I'm moving into my last five weeks in Japan. I plan on departing August 5. On August 5, I will leave Japan, possibly forever (who knows), and on August 5, I will step onto the continent of N. America for the first time in 19 months. I will move back in time 16 hours.

This last month has been a haze of activity. Last week, I had something going on 5 out of 7 nights. It was a bit much, and it just continues. I had friends over twice, I went to an Okinawan restaurant, I sang karaoke, I went to an enkai with a bunch of JETs and Japanese people. Last night was the Sayonara Party. Today, I went to church, then came home and watched, "Wit," the HBO adaptation of Margaret Edson's Pulitzer-Prize-winning play. It's fantastic. I barely have to say that. It makes me cry. So good. I challenge people who believe exclusively in science to watch it or read it.

I'm tired though. I really, really am. There is too much going on right now. But I don't think it will stop. Sometimes, don't you just want rest? From...life or something? From defending yourself? From being strong all the time? Sometimes I get really sick of being nice to everyone and not trying to inconvenience anyone. I hate bothering people. I hate causing problems, so I usually just walk away. I'm speaking in broad generalities now - probably because I don't want to hurt anyone's feelings. Sometimes I'm just too tired to smile and nod and retreat. That's my general rule. Aggression, I find, is almost always pointless. Usually I don't find it that hard to ward it all off, but when I'm tired, and emotionally compromised (you try living in a country for two years and then leaving), I do. I don't want to defend my actions to anyone. And I don't want to be unnecessarily criticized for my beliefs, my actions, or my personal decisions. At times like this, I feel like snapping, but I don't. Why? Because I know it's a passing feeling, and I know my snapping would mean more trouble than snapping is worth. As cool as it looks in the movies, it rarely works out so well in real life. Yes, this is a rant. Yes, it's somewhat veiled. Thank you for reading anyway.

I guess it's superfluous to say that I've been moody lately. I find myself drawn to extreme states of being.
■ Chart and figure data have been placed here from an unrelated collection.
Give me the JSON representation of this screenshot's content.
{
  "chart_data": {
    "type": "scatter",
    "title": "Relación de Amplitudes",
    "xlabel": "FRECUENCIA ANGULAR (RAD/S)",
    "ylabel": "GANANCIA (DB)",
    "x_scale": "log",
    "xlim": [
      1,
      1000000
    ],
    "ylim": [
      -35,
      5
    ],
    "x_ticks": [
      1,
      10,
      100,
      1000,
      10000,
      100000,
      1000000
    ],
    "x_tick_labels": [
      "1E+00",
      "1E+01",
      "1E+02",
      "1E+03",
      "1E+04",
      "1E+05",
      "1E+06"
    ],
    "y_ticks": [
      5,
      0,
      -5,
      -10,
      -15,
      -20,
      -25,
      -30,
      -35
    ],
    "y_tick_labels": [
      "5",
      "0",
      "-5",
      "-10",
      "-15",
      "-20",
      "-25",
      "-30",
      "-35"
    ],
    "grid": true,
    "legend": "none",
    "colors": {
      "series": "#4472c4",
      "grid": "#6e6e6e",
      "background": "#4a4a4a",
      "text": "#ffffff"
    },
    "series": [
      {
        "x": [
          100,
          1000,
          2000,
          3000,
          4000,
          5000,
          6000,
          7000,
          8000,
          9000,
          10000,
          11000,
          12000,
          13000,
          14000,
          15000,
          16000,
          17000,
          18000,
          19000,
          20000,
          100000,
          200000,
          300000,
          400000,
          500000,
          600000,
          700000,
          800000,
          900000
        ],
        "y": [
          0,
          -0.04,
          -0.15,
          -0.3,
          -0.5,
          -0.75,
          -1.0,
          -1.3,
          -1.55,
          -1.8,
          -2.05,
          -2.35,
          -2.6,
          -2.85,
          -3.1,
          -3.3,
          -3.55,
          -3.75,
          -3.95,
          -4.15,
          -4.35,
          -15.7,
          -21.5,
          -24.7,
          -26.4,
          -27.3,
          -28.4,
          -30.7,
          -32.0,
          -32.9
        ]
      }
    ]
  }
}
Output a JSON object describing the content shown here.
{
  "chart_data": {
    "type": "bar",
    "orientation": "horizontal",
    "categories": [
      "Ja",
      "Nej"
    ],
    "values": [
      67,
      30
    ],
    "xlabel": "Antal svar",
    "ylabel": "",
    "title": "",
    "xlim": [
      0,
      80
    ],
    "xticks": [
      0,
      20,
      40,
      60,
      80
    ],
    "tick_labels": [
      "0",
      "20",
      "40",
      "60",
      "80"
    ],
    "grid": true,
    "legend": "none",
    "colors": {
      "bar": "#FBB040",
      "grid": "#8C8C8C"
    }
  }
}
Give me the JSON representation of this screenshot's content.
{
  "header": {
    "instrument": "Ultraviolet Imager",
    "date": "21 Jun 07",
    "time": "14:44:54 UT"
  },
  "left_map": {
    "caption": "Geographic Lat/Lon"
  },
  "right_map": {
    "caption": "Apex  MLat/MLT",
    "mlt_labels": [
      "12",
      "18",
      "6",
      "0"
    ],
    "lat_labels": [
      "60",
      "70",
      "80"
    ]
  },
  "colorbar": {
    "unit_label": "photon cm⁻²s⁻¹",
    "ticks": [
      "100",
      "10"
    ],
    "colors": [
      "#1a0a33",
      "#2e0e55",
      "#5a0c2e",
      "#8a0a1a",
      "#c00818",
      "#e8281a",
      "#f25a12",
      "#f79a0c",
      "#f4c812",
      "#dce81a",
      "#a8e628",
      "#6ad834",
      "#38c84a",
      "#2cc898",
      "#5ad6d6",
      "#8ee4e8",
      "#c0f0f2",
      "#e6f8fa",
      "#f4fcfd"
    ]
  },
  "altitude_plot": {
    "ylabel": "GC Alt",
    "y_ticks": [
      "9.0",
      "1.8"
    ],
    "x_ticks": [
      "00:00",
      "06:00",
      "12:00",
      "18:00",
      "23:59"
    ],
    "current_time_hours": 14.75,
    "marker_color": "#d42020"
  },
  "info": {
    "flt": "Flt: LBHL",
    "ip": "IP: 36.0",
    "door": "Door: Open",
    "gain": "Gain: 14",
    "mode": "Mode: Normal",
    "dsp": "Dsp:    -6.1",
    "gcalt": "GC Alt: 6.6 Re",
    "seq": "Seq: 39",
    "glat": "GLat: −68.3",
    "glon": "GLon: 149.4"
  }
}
One day euphoric, the next utterly depressed. It's annoying. It's weird to go up and down like this. I can feel the weight of the buckets of tears that will be wrung from my body in the next five weeks. When I think about this, I don't want to go to school anymore, and I don't want to say goodbye to one more person. I've barely even started. I don't want to begin. "Parting is such sweet sorrow..." isn't really so true is it?